Ausgabe 14 | 2020 Ingenieure und Auftraggeber im Dialog

Im Dialog

Zukunftskonzepte für den Flugverkehr

Dr. Pierre Dominique Prümm, Fraport AG, und Bernd Wagenbach, Schüßler-Plan

Schüßler-Plan begleitet die Fraport AG und den Flughafen Frankfurt schon seit über 30 Jahren bei zahlreichen Projekten – im Hochbau, im Ingenieurbau und bei Infrastrukturprojekten. Bernd Wagenbach, Geschäftsführer von Schüßler-Plan, traf sich in der Unternehmenszentrale der Fraport AG zum Ingenieurdialog mit Dr. Pierre Dominique Prümm, Vorstand der Fraport AG und verantwortlich für das Ressort Aviation und Infrastruktur.
Die beiden sprachen über Zukunftskonzepte für den Flugverkehr, über Klimaschutz und über die Vision der Fraport AG für 2030.

Herr Dr. Prümm, wir sitzen hier auf der Dachterrasse Ihrer Unternehmenszentrale mit Blick auf die Megabaustelle des Terminals 3. Mit welchen Gedanken und Gefühlen blicken Sie aktuell auf das Projekt?

DR. PRÜMM – Also wir sind erstmal sehr froh, dass wir mit dem Projekt so gut vorankommen. Auch wenn wir aktuell nur sehr wenig Flugbetrieb an unserem Standort haben, bin ich sicher, dass es eine gute Entscheidung war, Terminal 3 weiter zu bauen. Die grundlegenden Trends und Treiber, die den Luftverkehr in den vergangenen Jahrzehnten haben wachsen lassen, bleiben aus unserer Sicht weiterhin bestehen. Das wird auch wieder dazu führen, dass wir Wachstum sehen werden an unserem Flughafen. Deswegen brauchen wir moderne Terminals. Und das Terminal 3 wird sicherlich eines der besten Terminals in Europa, vielleicht sogar weltweit.
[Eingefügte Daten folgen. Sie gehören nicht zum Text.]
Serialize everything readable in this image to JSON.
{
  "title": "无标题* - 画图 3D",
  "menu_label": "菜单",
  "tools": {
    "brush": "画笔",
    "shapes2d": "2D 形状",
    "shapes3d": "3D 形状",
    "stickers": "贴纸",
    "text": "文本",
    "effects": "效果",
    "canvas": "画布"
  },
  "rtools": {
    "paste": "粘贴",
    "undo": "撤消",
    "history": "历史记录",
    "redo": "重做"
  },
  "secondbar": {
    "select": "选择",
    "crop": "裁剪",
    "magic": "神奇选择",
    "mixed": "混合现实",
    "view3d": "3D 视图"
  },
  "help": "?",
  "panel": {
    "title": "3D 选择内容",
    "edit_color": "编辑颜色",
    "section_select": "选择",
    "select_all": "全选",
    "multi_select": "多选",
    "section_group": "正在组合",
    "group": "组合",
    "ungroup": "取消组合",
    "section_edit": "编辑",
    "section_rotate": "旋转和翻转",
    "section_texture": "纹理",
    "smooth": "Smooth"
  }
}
Welche perspektivischen Veränderungen werden sich aus der aktuellen Situation für den nationalen oder internationalen Flughafenbetrieb ergeben?
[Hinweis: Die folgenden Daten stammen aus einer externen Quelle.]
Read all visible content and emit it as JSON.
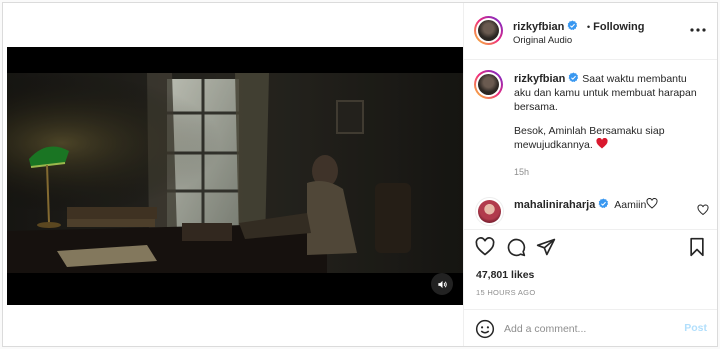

DR. PRÜMM – Wir haben seit Beginn der Lockdown-Maßnahmen in Deutschland einen Rückgang des Luftverkehrs, wie wir ihn noch nie zuvor erlebt haben. Für die Osterspitze waren wir auf bis zu 250.000 Passagiere pro Tag hier in Frankfurt vorbereitet. Stattdessen sind wir binnen weniger Tage auf einem Niveau zwischen 5.000 und 10.000 Passagieren pro Tag gelandet. Das ist ein Rückgang von 95 Prozent!
Wir gehen davon aus, dass wir ab Mitte Juni wieder wachsenden Luftverkehr sehen werden. Aber wir werden in absehbarer Zeit bei Weitem nicht das Niveau erreichen, das wir im letzten Jahr hatten. Corona wird uns noch über Jahre beschäftigen. Wir erwarten einen neuen Aufsatzpunkt, von dem aus das Wachstum dann wieder losgehen wird. Dieser wird bei den Passagierzahlen deutlich unter dem Niveau von 2019 liegen. Damals konnten wir knapp 71 Millionen Passagiere hier in Frankfurt begrüßen und wir denken, dass wir diese Zahlen frühestens in einigen Jahren wieder erreichen. Dann erst wird das Wachstum weitergehen. Und damit sind wir bei der ersten Frage: Wir werden das Terminal 3 brauchen, um die Passagiermengen wieder zu bedienen.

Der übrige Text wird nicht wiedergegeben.